Beni kurtar

715 53 1
                                    

     On gün sonra...

    Her şey her zamanki haliyle devam ediyordu. Bütün dikkatimiz etrafımızdaki insanlarda ve hareketlerindeydi, çünkü bunu yapanın burnumuzun dibinde olduğunu biliyorduk. Babam Poyraz'a davayı açmıştı ve sonuçlanması ne kadar sürecek bilmiyorduk.

   Odanın kapısı çalınınca bakmadan "Gel" dedim. Poyraz elinde bir kese kağıdıyla içeri girince yerimden kalktım.

    "Ne işin var burada?"

   İki elini de havaya kaldırdı. "Sakin ol. Sert bakışlar atarak girdim." Kese kağıdını önüme bırakıp güldü.

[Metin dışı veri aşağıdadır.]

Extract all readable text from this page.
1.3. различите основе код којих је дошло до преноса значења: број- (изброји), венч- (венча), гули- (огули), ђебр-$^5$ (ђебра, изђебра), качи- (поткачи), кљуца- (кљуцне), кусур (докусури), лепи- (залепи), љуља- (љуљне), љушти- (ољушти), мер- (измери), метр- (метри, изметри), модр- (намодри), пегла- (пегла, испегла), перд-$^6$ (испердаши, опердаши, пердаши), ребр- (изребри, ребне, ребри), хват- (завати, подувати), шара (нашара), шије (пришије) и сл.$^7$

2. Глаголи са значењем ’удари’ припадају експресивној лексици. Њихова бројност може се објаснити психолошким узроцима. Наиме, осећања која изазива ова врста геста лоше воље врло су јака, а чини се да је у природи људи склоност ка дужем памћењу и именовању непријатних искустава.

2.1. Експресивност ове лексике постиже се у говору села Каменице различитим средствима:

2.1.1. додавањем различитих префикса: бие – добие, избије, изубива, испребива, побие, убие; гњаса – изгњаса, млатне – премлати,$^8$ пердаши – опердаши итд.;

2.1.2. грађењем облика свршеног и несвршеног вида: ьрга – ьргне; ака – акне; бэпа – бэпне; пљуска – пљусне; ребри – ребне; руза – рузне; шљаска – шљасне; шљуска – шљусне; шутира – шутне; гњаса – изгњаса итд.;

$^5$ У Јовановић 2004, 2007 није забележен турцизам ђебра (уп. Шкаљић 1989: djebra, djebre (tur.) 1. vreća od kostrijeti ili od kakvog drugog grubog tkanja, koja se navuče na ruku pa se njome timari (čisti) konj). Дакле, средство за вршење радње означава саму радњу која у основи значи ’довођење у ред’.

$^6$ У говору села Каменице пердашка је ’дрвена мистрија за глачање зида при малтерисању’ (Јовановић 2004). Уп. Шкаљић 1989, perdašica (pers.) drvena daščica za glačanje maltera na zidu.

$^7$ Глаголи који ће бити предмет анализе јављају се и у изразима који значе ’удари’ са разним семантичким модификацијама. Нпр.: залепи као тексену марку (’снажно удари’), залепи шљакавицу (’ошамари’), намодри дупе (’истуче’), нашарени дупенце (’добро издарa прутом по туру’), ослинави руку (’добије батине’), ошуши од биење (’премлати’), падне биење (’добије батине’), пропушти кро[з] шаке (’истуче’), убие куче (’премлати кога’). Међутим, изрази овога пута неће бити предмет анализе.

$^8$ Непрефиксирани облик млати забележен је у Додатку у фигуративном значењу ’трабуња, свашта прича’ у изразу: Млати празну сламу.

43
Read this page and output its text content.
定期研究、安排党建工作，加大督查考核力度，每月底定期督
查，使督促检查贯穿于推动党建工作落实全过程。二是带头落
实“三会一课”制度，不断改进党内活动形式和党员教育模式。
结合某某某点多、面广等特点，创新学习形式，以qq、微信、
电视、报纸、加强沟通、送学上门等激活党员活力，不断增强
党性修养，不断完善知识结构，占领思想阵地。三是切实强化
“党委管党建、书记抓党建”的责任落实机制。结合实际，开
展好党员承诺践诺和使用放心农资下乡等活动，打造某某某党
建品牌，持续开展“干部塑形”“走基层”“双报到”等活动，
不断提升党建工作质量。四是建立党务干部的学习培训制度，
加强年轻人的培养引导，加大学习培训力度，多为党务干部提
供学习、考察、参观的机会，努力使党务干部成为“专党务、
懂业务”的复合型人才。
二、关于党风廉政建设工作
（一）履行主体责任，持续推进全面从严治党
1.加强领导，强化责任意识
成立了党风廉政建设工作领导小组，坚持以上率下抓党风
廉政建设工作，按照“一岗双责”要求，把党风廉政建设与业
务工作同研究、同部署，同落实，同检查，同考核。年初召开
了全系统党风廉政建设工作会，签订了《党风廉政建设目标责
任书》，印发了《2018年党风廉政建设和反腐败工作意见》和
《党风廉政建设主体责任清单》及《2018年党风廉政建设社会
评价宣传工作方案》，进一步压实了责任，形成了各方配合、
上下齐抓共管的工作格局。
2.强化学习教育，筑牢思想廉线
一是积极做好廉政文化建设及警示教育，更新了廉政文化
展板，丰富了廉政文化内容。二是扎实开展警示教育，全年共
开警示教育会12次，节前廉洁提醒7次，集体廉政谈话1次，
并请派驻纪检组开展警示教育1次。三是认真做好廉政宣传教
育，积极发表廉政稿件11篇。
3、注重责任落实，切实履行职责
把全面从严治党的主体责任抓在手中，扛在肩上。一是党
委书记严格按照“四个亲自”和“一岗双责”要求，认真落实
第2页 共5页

   "Bu ne?" Dedim ama kokuyu çok iyi alıyordum.

   "Kestane."

    Masanın arkasına doğru geldi. Aramız düzelmiş değildi. Hâlâ affetmemiştim ama Poyraz'daki değişimi de göz ardı edemezdim.

    "Nerden çıktı?"

   "Yolda gelirken koktu da. Tam da zamanı. Belki seninde canın çekmiştir dedim."

    Biraz korkuyla biraz anlayamayarak ona baktım.

    "Yani severim tabi." Sesim titremesin diye çabalayıp konuyu değiştirdim. "Bir gelişme var mı?"

   Başını iki yana salladı. "Hâlâ yok. En azından mailin hangi adresten geldiğini öğrensek bir iz bulabiliriz." Kese kağıdına baktı. "Yesene."

   Açıp bir tane elime aldım ama sıcak olunca elimde hoplatıp geri bıraktım.

    "Nerden aldın ya? Hala ateş gibi."

   Gülüp masaya attığımı aldı. Üfleyerek soyup bana tekrar uzattı. Uzatmadan önce tekrar üfledi. Şu an kalp krizi geçmiyorsam kalp atışımın hızı tamamen heyecandandı. Yutkunup elindeki kestaneye uzanırken elime yaptığı kısacık temasla bütün bedenim titredi.

    "Selam."

    Kendimi çekip kapıda duran Savaş'a baktım. Kapıyı çalmadan girme huyu yoktu onun. Acaba ben mi duymamıştım. Poyraz'la birbirlerine bakıp bana çevirdi bakışlarını.

   "Selam." Dedim gereksiz sessizliği bozmak için.

   "Amcama söyle boşuna uğraşıyor. Yine söylüyorum davayı kazanamaz." Deyip masadan uzaklaştı ve Savaş'a bakarak dışarı çıktı. 

    "Ne işi vardı burada?" Dedi Savaş bakışlarını bana dikip.

   "Duydun işte. Babamın açtığı dava için tutuştu şimdi de aklı sıra göz dağı veriyor." Dedim Poyraz'ın yalanını sürdürüp koltuğa geri oturdum.

   Bakışını bu kez de masadaki kese kağıdına dikti.

    "Bu ne?"

   "Kestane. Canım çekti de." Dedim ama durdum. Poyraz'da böyle söylemişti.

   "Çıktığını fark etmedim."

   "Başkasını yolladım." Başını salladı ama oturmak yerine dikilmeye devam etti masanın önünde. "Başka bir şey mi var?"

   "Gün almaya ne zaman gideriz diye soracaktım."

   "Ne günü?"

  Kaşlarını çattı. "Nikah için Burçak. Bugün gidelim mi? En azından sağlık raporlarını hallederiz."

    Ses tonu söylemekten çok emreder gibi çıkıyordu. Bu ara bir gariplik vardı onda. Bazen Poyraz haklı mı diye düşünüyordum ama sonra Poyraz'da kaldığım geceden sonra normal geliyordu.